7. Кстати, к наказаниям. Вот случай, рассказанный Тучковым. В Пензенской губернии какой-то помещик, великий злодей, страшно тяжел пришелся крестьянам; молодой крестьянин сказал односельцам, что он намерен избавить их от «отца общины», – те перепугались суда, последствий и пр. Молодой человек сказал, что всё возьмет на себя, что лишь бы они о нем молились богу, что никому не достанется. Таким образом, он отправился на плотину, через которую помещик должен был идти, и à la G. Tell стал его ждать; когда тот пошел, он побежал ему навстречу, схватил его вперехват – и вместе в омут. Оба утонули. Это античный героизм. Полагаю, что такого человека смертная казнь in spe[422] не очень остановила бы. При всей неразвитости русского его останавливает «на миру будет стыдно»; он уважает мнение своей общины; боится он помещика – это другое, это рабство, он ему повинуется, оскорбляясь, а там он признаёт.

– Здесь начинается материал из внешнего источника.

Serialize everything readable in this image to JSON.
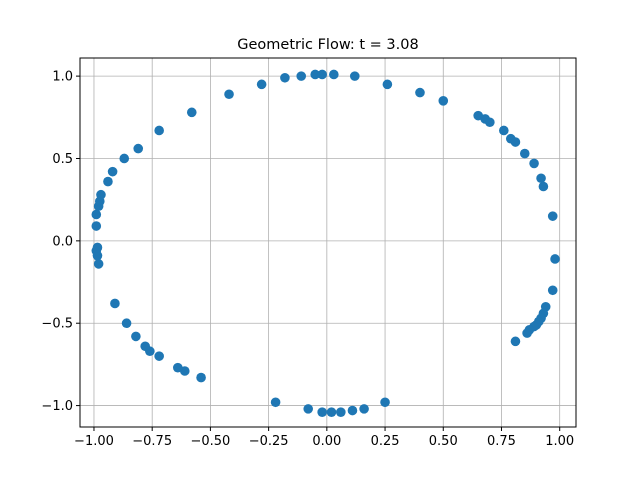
{
  "chart_data": {
    "type": "scatter",
    "title": "Geometric Flow: t = 3.08",
    "xlabel": "",
    "ylabel": "",
    "xlim": [
      -1.06,
      1.07
    ],
    "ylim": [
      -1.13,
      1.11
    ],
    "xticks": [
      -1.0,
      -0.75,
      -0.5,
      -0.25,
      0.0,
      0.25,
      0.5,
      0.75,
      1.0
    ],
    "xtick_labels": [
      "−1.00",
      "−0.75",
      "−0.50",
      "−0.25",
      "0.00",
      "0.25",
      "0.50",
      "0.75",
      "1.00"
    ],
    "yticks": [
      -1.0,
      -0.5,
      0.0,
      0.5,
      1.0
    ],
    "ytick_labels": [
      "−1.0",
      "−0.5",
      "0.0",
      "0.5",
      "1.0"
    ],
    "grid": true,
    "marker_color": "#1f77b4",
    "points": [
      [
        -0.99,
        0.09
      ],
      [
        -0.99,
        0.16
      ],
      [
        -0.98,
        0.21
      ],
      [
        -0.975,
        0.24
      ],
      [
        -0.97,
        0.28
      ],
      [
        -0.94,
        0.36
      ],
      [
        -0.92,
        0.42
      ],
      [
        -0.87,
        0.5
      ],
      [
        -0.81,
        0.56
      ],
      [
        -0.72,
        0.67
      ],
      [
        -0.58,
        0.78
      ],
      [
        -0.42,
        0.89
      ],
      [
        -0.28,
        0.95
      ],
      [
        -0.18,
        0.99
      ],
      [
        -0.11,
        1.0
      ],
      [
        -0.05,
        1.01
      ],
      [
        -0.02,
        1.01
      ],
      [
        0.03,
        1.01
      ],
      [
        0.12,
        1.0
      ],
      [
        0.26,
        0.95
      ],
      [
        0.4,
        0.9
      ],
      [
        0.5,
        0.85
      ],
      [
        0.65,
        0.76
      ],
      [
        0.68,
        0.74
      ],
      [
        0.7,
        0.72
      ],
      [
        0.76,
        0.67
      ],
      [
        0.79,
        0.62
      ],
      [
        0.81,
        0.6
      ],
      [
        0.85,
        0.53
      ],
      [
        0.89,
        0.47
      ],
      [
        0.92,
        0.38
      ],
      [
        0.93,
        0.33
      ],
      [
        0.97,
        0.15
      ],
      [
        0.98,
        -0.11
      ],
      [
        0.97,
        -0.3
      ],
      [
        0.94,
        -0.4
      ],
      [
        0.93,
        -0.44
      ],
      [
        0.92,
        -0.47
      ],
      [
        0.91,
        -0.49
      ],
      [
        0.9,
        -0.51
      ],
      [
        0.89,
        -0.52
      ],
      [
        0.87,
        -0.54
      ],
      [
        0.86,
        -0.56
      ],
      [
        0.81,
        -0.61
      ],
      [
        0.25,
        -0.98
      ],
      [
        0.16,
        -1.02
      ],
      [
        0.11,
        -1.03
      ],
      [
        0.06,
        -1.04
      ],
      [
        0.02,
        -1.04
      ],
      [
        -0.02,
        -1.04
      ],
      [
        -0.08,
        -1.02
      ],
      [
        -0.22,
        -0.98
      ],
      [
        -0.54,
        -0.83
      ],
      [
        -0.61,
        -0.79
      ],
      [
        -0.64,
        -0.77
      ],
      [
        -0.72,
        -0.7
      ],
      [
        -0.76,
        -0.67
      ],
      [
        -0.78,
        -0.64
      ],
      [
        -0.82,
        -0.58
      ],
      [
        -0.86,
        -0.5
      ],
      [
        -0.91,
        -0.38
      ],
      [
        -0.98,
        -0.14
      ],
      [
        -0.985,
        -0.09
      ],
      [
        -0.99,
        -0.06
      ],
      [
        -0.985,
        -0.04
      ]
    ]
  }
}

10. Славянофилы, наконец, более и более являются узенькими людьми раскола. Стихи Языкова с доносом на всех нас привели к объяснениям, которые, с своей стороны, чуть не привели к дуэли Грановского и Петра Киреевского, – я в душе ненавижу не принцип дуэлей, а нелепость смертной казни за оскорбление этого принципа, однако делать было бы нечего. После всего этого, наконец, личное отдаление сделалось необходимым. Аксаков торжественно расстался с Грановским и мною – видно было, что ему жаль, он благороден, чист, но односторонен, ограничен в своем расколе. Мы дружески сказали друг другу, что служим иным богам и что потому должны разойтиться один направо, другой налево; уважение ему как характеру я не могу отказать. Они, может, оба Киреевские уносят личное уважение, а остальные – чорт с ними! Самарин не думаю, чтоб их был.
Странная Русь: из нее высшими плодами являются или люди, опередившие свое время до того, что, задавленные существующим, они бесплодно умирают по ссылкам, или люди, опертые на прошедшее, никакой симпатии не имеющие в настоящем и так же бесплодно влачащие жизнь.

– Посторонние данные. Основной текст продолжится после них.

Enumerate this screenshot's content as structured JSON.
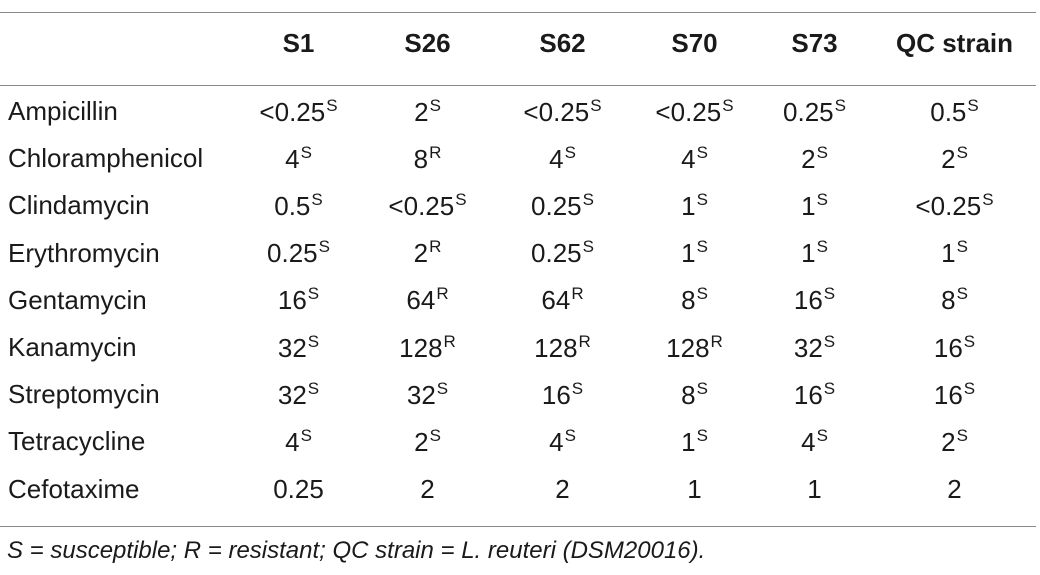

13. Иван Васильевич Павлов рассказывал, как были приняты студентами мои статьи в «Отечественных записках», ‒ признаюсь, мне было очень весело слышать, большей награды за труд не может быть. Юноши тотчас оценили, в чем дело, и гурьбою ходили в кондитерские читать. Грановский пользуется между студентами чрезвычайным авторитетом, для них – мера, к которой прикидывают других профессоров.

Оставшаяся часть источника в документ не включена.